FuturePundit reports:
Propranolol Permanently Reduces Human Fear Response
There’s nothing to fear but fear itself – and even that can be eliminated with a drug treatment.
A team of Dutch researchers under the leadership of Vici-winner Merel Kindt has successfully reduced the fear response. They weakened fear memories in human volunteers by administering the beta-blocker propranolol. Interestingly, the fear response does not return over the course of time. Top journal Nature Neuroscience published the findings on 15 February 2009.
Until recently, it was assumed that the fear memory could not be deleted. However, Klindt’s team has demonstrated that changes can indeed be effected in the emotional memory of human beings.
The researchers found that if they caused humans to remember a fearful memory (seeing a picture of a spider and at the same moment feeling pain) and administered propranolol that reduced the fear response when spider pictures were shown again at a later date.
The memory of connections between two events were still recallable but no longer elicited the feeling of fear.
Randall Parker comments:
Got any fear response you want to dampen down?
I wonder what would happen if people were shown a politician’s picture while someone described a policy that they feared. Would they lose their fear higher taxes or their fear of a reduction of the welfare state? Could people be conditioned to accept (or at least object to less strongly) policies that they currently oppose? Could captured spies get treated with propranolol to reduce their fear if what happens they they divulge secret information while undergoing interrogation?
I think the political example is really interesting. I wrote a while back that fear of the future, like fear of the other, is an evolutionary response that is largely misapplied in this era. Both fears still serve a useful basic function, but they have been picked up and carried along by sets of memes that have little to do with protecting us from any real danger and that make it harder for us to capitalize on opportunities. The fear of the other has been co-opted by political ideology and intensified by the fact that we have made good progress (at least in some parts of society) of eliminating other bases for considering someone “other.” Ethnicity, religion, sex, sexual orientation — these do not define an “other” that it is any longer acceptable to fear.
But liberal or conservative? Look out. The visceral reaction that a typical Kos Kid feels when looking at a picture of Sarah Palin, or that a Freeper feels when seeing Ted Kennedy, probably has more to do with the mammal brain’s reflex at sensing a reptile nearby than any reasoned policy differences. The opposite side of the aisle has become the dreaded Other and, being about the only Other we’re allowed to have, has become quite the bogeyman.
To Randall’s question, what if you take this fear out of the equation? Suddenly policy ideas simply become policy ideas. You might very well still disagree with them, but they (or rather the people who hold them) don’t necessarily trigger fear or revulsion. I think that would be a distinct improvement, but I’m not sure that beta-blockers are required . After all, we have memetically programmed ourselves (or allowed ourselves to be programmed) to initiate a fear-of-other response to political ideas we disagree with. If willing, I’m guessing we ought to be able to deprogram ourselves, too.

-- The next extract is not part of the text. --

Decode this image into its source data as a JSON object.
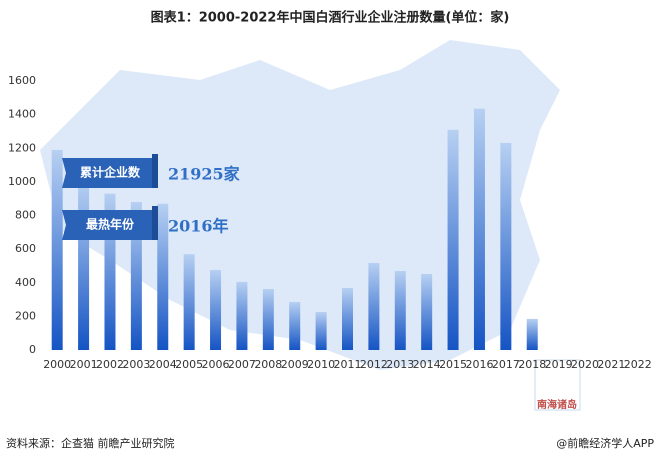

Of course, there are many other possible applications for fear inhibitors. They might be helpful for terminal patients (who want them.) On a similar note, would state laws require administering fear inhibitors to prisoners on death row? Would athletes benefit for them, or would they end up destroying themselves in short order? The same questions would apply to police, firefighters, military personnel. Fear of danger/pain acts as a powerful preventative agent. If you remove it, some people might become more effective at performing certain tasks, but that would likely come at a high cost to their personal safety.
Another potential application would be removing social fear and anxiety. Take away the fear of rejection and the fear of looking ridiculous, and people might start doing some really remarkable things. Most of the truly successful people in the world have found a way to subjugate those fears, but — as with soldiers and the fear of danger — maybe subjugation gives better results than elimination. A world without social fear might very well be one of high achievement, but it might also be a world full to the brim of unbelievably pushy and obnoxious people.
Then we might need a new drug to help us cope with all those jerks.